教材只讲了字符串结构的KMP算法,其实二进制形式的KMP算法更加通用,二进制的KMP在搜索二进制子串时速度非常快,字符串的KMP只不过是二进制KMP的一个特列罢了。
以下是源码:
#include "StdAfx.h"
#include <stdio.h>
#include <string.h>
#include <conio.h>
#define ARRAY_NUM(a) ((sizeof(a))/(sizeof(a[0])))

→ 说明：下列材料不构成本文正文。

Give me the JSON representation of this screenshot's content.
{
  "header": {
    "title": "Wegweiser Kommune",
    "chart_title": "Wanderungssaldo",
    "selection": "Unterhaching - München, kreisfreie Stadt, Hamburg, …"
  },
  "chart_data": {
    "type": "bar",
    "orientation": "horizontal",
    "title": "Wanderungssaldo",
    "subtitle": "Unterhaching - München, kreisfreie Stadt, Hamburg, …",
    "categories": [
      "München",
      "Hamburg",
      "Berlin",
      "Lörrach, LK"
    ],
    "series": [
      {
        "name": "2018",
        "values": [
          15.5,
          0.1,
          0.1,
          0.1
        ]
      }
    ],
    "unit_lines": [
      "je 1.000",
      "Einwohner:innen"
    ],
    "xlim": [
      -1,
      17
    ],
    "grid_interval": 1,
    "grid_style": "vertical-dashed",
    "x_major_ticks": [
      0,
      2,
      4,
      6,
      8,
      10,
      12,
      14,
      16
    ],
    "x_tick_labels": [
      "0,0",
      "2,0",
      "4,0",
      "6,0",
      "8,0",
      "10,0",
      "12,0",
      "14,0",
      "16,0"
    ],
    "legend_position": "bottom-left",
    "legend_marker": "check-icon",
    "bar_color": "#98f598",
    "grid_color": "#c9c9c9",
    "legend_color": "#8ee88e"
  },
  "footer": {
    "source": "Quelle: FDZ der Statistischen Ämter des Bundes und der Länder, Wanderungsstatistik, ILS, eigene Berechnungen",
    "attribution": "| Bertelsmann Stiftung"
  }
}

typedef unsigned char byte;
void getnext_bin(byte sub[], int subSize, int next[])
{
// 得到next数据,其实本质是自身KMP匹配
printf("sub bin array : ");
int i,j;
i = 0;
j = -1;
next[0] = -1;
printf("%d", next[i]);
while(i+1 < subSize)
{
if(j==-1 || sub[i]==sub[j])
{
++i;
++j;
#if 1
if (sub[i] != sub[j])
{
next[i] = j;
}
else
{
next[i] = next[j];
}
#else
next[i] = j;
#endif
printf(", %d",next[i]);
}
else
{
j = next[j];
}
}
printf("\n");
}
int kmp_bin(byte main[], int mainSize, byte sub[], int subSize, int next[])
{
// 返回s在m中的第一个数据的下标
int i,j;
i = 0;
j = 0;
int nIndex = -1;
while(i < mainSize)
{
if(j==-1 || main[i]==sub[j])
{
++i;
++j;
if(j == subSize)
{
nIndex = (i-j);
break;
}
}
else
{
j = next[j];
}
}
return nIndex;
}
int main()
{
// 二进制序列的KMP
byte m[] = {0, 1, 2 ,3 ,6 ,5 ,6};
byte s[] = {3, 4, 5};
int next[ARRAY_NUM(s)] = {0};
getnext_bin(s, sizeof(s), next);
printf("kmp_bin = %d\n", kmp_bin(m, ARRAY_NUM(m), s, ARRAY_NUM(s), next));
// 字符串序列的KMP
char *mstr = "11111111112345678iasuasdfas";
char *sstr = "8iasua";
int nextstr[100] = {0};
getnext_bin((byte *)sstr, strlen(sstr), nextstr);
printf("kmp_bin2 = %d\n", kmp_bin((byte *)mstr, strlen(mstr), (byte *)sstr, strlen(sstr), nextstr));
return 0;
}
增加一次获取所有匹配位置接口
struct kmp_result
{
int num;
int *offset;
};
// 返回匹配个数,大于0有效
int kmp_bin_all(void* main, int mainSize, void* sub, int subSize, kmp_result *pResult)
{
if (NULL == main || mainSize < 1)
{
printf("main bin size error\r\n");
return -1;
}
if (NULL == sub || subSize < 1)
{
printf("sub bin size error\r\n");
return -1;
}
if (NULL == pResult)
{
printf("result point error\r\n");
return -1;
}
int *next = (int *)malloc(sizeof(int)*subSize);
if (NULL == next)
{
printf("malloc next array error\r\n");
return -1;
}
getnext_bin((LPBYTE)sub, subSize, next);
pResult->num = 0;
pResult->offset = NULL;
LPBYTE mainBin = (LPBYTE)main;
int mainRemain = mainSize;
int alloc_num = 0;
int pos = -1;
while (1)
{
if (mainRemain < subSize)
{
break;
}
pos = kmp_bin(mainBin, mainRemain, (LPBYTE)sub, subSize, next);
if (pos == -1)
{
break;
}
else
{
if (pResult->num + 1 > alloc_num)
{
alloc_num += 32;
pResult->offset = (int *)realloc(pResult->offset, alloc_num);
if (NULL == pResult->offset)
{
pResult->num = 0;
goto ERR;
}
}
pResult->offset[pResult->num] = pos + (mainBin - (LPBYTE)main);
pResult->num++;
pos += subSize;
mainBin += (pos);
mainRemain -= (pos);
}
}
ERR:
free(next);
if (pResult->num > 0)
{
printf("result array: ");
int idx = 0;
for (idx=0; idx<pResult->num; idx++)
{
printf("%2d, ", pResult->offset[idx]);
}
printf("\r\n");
}
return pResult->num;
}
#define kmp_str_all(m, s, r) kmp_bin_all(m, strlen(m), s, strlen(s), r)
void kmp_free_result(kmp_result *pResult)
{
if (NULL != pResult)
{
if (NULL != pResult->offset)
{
free(pResult->offset);
pResult->offset = NULL;
}
pResult->num = 0;
}
}